Con la sentenza n.29672 del 2023 la Corte di Cassazione affronta il tema dell’utilizzo delle prove bancarie come supporto per dimostrare l’esistenza di un’attività d’impresa non dichiarata ai fini fiscali. Una sentenza che rappresenta però un cambiamento di orientamento rispetto a precedenti decisioni della Corte di Cassazione.
“La sentenza in oggetto, stabilisce che l’utilizzazione dei dati bancari acquisiti presso le aziende di credito può essere considerata come prova presuntiva di maggiori ricavi o operazioni imponibili, senza la necessità di provare preventivamente che il contribuente eserciti un’attività d’impresa o lavoro autonomo. Tuttavia – evidenzia Gianluca Buselli, consigliere d’amministrazione della Cassa dei ragionieri e degli esperti contabili – l’onere di dimostrare che i movimenti bancari non sono fiscalmente rilevanti spetterebbe comunque al contribuente”.

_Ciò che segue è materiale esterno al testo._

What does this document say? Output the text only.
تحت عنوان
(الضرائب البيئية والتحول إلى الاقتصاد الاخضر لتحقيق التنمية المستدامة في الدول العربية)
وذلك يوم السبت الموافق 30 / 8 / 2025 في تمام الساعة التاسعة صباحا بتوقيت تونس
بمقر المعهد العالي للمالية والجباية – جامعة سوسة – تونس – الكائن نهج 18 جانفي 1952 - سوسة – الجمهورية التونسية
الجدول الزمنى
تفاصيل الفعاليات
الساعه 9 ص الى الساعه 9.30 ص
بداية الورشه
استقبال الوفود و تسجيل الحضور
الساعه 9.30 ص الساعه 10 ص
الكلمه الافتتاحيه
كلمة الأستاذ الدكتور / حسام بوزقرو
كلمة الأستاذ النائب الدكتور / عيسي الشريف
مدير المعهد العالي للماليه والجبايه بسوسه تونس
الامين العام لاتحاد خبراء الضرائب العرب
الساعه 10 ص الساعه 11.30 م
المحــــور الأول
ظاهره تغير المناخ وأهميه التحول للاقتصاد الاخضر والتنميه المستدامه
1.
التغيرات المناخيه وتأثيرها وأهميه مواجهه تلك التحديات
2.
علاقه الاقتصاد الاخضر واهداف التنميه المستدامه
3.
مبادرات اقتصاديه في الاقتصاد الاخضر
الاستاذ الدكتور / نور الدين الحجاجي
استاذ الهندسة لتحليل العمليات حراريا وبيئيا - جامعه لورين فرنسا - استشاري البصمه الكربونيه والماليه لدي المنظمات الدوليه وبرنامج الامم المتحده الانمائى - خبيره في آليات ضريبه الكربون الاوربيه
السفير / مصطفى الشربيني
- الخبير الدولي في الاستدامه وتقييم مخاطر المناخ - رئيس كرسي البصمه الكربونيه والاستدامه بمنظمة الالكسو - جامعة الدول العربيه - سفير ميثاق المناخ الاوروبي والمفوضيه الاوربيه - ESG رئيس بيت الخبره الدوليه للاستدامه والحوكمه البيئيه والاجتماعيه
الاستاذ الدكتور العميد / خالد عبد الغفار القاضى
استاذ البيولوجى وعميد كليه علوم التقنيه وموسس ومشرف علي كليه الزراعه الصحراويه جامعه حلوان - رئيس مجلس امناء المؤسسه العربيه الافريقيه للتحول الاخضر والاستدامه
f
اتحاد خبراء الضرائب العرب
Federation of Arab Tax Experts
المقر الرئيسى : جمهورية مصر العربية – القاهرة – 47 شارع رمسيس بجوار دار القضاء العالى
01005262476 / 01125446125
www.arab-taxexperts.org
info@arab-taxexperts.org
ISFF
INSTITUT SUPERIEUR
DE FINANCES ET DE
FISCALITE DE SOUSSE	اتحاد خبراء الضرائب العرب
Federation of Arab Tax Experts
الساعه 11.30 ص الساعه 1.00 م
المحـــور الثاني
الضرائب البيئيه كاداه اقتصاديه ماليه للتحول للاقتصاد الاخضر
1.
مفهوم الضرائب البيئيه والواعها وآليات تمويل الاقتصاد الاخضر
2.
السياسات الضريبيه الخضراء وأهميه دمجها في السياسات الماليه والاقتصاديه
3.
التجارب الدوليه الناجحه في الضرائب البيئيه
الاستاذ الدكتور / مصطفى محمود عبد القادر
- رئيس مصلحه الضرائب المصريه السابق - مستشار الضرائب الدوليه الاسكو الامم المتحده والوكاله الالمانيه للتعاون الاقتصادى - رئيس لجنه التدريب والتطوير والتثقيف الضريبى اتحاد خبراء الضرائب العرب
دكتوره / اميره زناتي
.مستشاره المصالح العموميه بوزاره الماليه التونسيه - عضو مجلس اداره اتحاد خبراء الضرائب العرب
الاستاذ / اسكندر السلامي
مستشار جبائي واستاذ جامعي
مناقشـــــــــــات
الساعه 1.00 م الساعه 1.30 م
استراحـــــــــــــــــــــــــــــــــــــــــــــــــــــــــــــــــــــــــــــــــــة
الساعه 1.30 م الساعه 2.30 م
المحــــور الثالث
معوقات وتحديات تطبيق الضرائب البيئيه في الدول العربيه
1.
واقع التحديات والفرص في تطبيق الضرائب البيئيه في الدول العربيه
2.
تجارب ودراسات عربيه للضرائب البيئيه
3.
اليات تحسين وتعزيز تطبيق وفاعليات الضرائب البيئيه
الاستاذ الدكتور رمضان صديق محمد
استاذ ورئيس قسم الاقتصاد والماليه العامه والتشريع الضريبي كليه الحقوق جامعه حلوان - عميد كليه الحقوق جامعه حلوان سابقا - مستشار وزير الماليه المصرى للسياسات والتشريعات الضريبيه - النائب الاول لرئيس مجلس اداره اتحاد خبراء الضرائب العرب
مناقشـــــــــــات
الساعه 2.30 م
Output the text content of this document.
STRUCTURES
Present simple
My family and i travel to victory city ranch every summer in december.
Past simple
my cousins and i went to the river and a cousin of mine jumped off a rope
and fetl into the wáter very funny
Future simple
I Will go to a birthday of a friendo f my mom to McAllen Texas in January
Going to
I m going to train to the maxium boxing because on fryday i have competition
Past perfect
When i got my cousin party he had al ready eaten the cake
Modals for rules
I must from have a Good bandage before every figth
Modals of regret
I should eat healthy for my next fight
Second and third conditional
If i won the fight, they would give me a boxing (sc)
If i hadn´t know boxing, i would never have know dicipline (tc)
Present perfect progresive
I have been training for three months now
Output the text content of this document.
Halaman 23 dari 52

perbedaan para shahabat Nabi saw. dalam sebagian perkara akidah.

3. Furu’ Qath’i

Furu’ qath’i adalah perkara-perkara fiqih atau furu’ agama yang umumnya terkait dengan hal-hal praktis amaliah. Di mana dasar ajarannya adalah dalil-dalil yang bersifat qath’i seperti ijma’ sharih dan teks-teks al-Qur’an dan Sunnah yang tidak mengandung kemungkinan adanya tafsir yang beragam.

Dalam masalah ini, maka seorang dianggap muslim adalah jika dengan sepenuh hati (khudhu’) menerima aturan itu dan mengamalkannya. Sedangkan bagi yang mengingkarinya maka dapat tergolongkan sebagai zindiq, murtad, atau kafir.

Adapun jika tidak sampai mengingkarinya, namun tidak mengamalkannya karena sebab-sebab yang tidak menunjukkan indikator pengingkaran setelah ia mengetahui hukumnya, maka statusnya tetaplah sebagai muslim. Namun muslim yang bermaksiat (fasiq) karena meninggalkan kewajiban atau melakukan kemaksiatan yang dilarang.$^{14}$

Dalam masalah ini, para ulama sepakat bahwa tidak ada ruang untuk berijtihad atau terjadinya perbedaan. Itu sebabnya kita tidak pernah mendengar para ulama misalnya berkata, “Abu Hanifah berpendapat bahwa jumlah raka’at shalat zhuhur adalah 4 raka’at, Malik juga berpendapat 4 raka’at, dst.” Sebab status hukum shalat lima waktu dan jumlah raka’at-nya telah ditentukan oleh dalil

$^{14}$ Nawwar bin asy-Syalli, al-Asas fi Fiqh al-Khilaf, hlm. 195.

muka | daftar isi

Nella sentenza n.23852 del 2009, la Suprema Corte aveva ritenuto che lo status di imprenditore non potesse derivare dai soli movimenti finanziari, ma da un’ulteriore intersezione di prove di natura diversa a carico della Finanza e che l’esistenza di un autonomo status soggettivo di imprenditore non poteva derivare dallo stesso elemento di prova da cui viene fatta dipartire l’inferenzialità induttiva del ricavo occulto.
“Ora, gli Ermellini cambiano rotta – prosegue Buselli – consentendo di far derivare la prova dello status soggettivo di imprenditore, da cui deriva la rilevanza dei movimenti di conto anche ai fini dell’IVA, dalle stesse indagini finanziarie, affrancando i Verificatori di istruttorie aggiuntive”.